Is your tech stack protecting you from potential cybercrime?

  • Written by Ellen Benaim, Chief Information Security Officer at Templafy

There has been a big focus on the rapid adoption of hybrid work, and with many Australians making the gradual return to the office, it has become an increasingly preferred way of work. Correspondingly, cybercrime has skyrocketed since this widespread adoption and poses a great threat to Australian organisations. In fact, the Australian Cyber Security Center found that cybercrime activity is reported every eight minutes, with a 13 per cent increase of activity in the previous year.

Hybrid working has placed a whole new vulnerability to workflows as there is less collaboration in person and an increased reliance on content built and stored in the cloud. Meaning that the security of an organisation’s content infrastructure is more important than ever before. 

With the right tech stack and correct training, organisations can ensure their content is securely stored and safely shared.

Security is not a product, but a process

A concept that champions connectivity throughout the workplace is the digital HQ, and as we continue to thrive in a digital world, it becomes important for organisations to enable their employees to work securely from any location. To do this, businesses must employ the right tech stack.

With the move to hybrid and remote working, every piece of work has become online content. The digital HQ houses every piece of content, which often lives and breathes in the cloud. An increased dependency on the digital HQ should encourage organisations to consider the correct security measures for their content. It’s extremely important for content to be secure throughout the tech stack, particularly as content moves and is shared throughout the organisation.

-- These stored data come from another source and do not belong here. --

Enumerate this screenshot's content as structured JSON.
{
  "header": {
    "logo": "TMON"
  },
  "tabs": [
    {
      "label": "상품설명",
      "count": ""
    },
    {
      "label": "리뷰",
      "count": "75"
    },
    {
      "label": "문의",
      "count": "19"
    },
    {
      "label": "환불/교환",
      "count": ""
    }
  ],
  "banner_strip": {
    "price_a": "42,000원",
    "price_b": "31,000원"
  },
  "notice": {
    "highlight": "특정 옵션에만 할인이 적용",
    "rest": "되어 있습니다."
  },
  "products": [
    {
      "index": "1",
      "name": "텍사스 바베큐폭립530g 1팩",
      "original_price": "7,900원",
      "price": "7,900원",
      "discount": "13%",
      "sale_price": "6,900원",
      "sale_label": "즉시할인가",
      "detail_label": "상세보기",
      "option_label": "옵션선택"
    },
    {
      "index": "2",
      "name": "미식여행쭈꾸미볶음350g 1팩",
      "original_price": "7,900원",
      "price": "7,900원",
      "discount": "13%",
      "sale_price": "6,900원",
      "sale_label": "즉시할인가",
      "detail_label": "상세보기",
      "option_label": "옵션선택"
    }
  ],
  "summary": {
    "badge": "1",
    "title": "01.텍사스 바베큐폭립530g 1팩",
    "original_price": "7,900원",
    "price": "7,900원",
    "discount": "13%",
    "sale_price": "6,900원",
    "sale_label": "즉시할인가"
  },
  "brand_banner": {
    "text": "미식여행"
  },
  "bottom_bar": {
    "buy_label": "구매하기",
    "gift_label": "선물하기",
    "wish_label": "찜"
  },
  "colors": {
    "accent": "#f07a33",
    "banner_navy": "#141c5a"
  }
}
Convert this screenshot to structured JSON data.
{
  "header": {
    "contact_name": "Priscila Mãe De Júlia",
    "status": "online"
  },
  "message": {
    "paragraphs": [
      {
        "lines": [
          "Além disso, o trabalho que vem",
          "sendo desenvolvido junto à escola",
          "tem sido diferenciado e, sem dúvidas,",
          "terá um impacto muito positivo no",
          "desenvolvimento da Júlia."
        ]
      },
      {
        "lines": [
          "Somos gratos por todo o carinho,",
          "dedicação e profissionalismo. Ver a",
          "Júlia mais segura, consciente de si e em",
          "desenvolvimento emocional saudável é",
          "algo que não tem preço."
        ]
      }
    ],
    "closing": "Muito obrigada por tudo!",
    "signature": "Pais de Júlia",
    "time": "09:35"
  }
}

As such, an essential component to any tech stack is security. Organisations need to be conscious when integrating new applications within their tech stacks and ensure that procuring software requirements are considered as well as consistent review cycles. These security measures are not a one-off consideration that business owners can throw to the bottom of the to-do list. It must be embedded into applications and constantly updated to ensure measures are protecting against newer cyber threats. Having a proxy service often helps to avoid the threads. So many people buy residential proxies to ensure their online security.

Security in content 

Nearly three quarters (73 per cent) of Australian and New Zealand CIOs will invest more on cybersecurity in 2022 as a result of greater cyber regulation and threats. Correspondingly we’re seeing two major pain points for organisations – first, having security and efficiency in all document creation and second, sufficient document metadata processes from the very start.

To achieve security and efficiency in all document creation across the workplace, these elements should be introduced into content workflows. This can be done by integrating an enterprise identity management, like Single Sign On (SSO). SSO and other existing content applications gather content and employee information to ensure accurate information is securely delivered to employees inside the applications they’re already using to create documents, such as Microsoft Office or Google Workspace. 

Moreover, setting up document metadata processes from the very start allows employees to automate the content creation process. With little to no user input required, employees can create documents that are correctly classified according to pre-set company policies that in turn integrate to existing data loss prevention tools reducing the risk of data leak and breaches.

Staying ahead of cyber attackers 

Technology is ever evolving and correspondingly, hackers are constantly finding new ways to enter systems and access data. Meaning that companies must consistently stay on top of security policies. Those who are strongly attentive to the latest security threats can reduce the risk of potential harm to their data.

To do this, organisations must start with analyzing their tech stack – especially those who are embracing the hybrid work world. Any application being incorporated into a company tech stack should be considered through the lens of two points: proactive vulnerability scanning and a zero-trust approach. 
  • Proactive Vulnerability Scanning: Proactively scanning each and every solution in your tech stack is essential to creating a secure hybrid environment. This type of scanning allows teams to be alerted to close any gaps so they can proactively respond to maintain strong security. For example, the recent Log4Shell vulnerability would be found during this kind of proactive scan.  
  • Zero-Trust Approach: This is imperative to creating a secure hybrid working environment due to employees leaving the once secure boundaries of traditional office network environments. The zero-trust approach allows organizations to control access to all endpoints from any location the employee is working from, in turn protecting against any cybercrime risks that are potentially exposed due to remote working. For example, implementing the principle of least privilege, every request is inspected, users and devices are authenticated before access is granted, and this access or trust is continually reassessed as any context changes, such as the user's location or the data being accessed. This makes it harder for malicious actors who may have compromised a device to gain access to any confidential content as a result of being untrusted.

Smart, digital HQ

Prioritising security in your tech stack is essential in today’s hybrid working world. As organisations commit to a security-first mindset in a cyber heavy work environment, upholding strong privacy and security standards are not only critical to business success but also attractive to the potential market pool and consumers.

With the favourable adoption of hybrid working, organisations are working tirelessly to engage with new technologies and stacks to ease the workplace. Harvesting a security-first mindset will permit organisations more time to increase workflow efficiency and reduce the risk of cybercrime because of their security measures.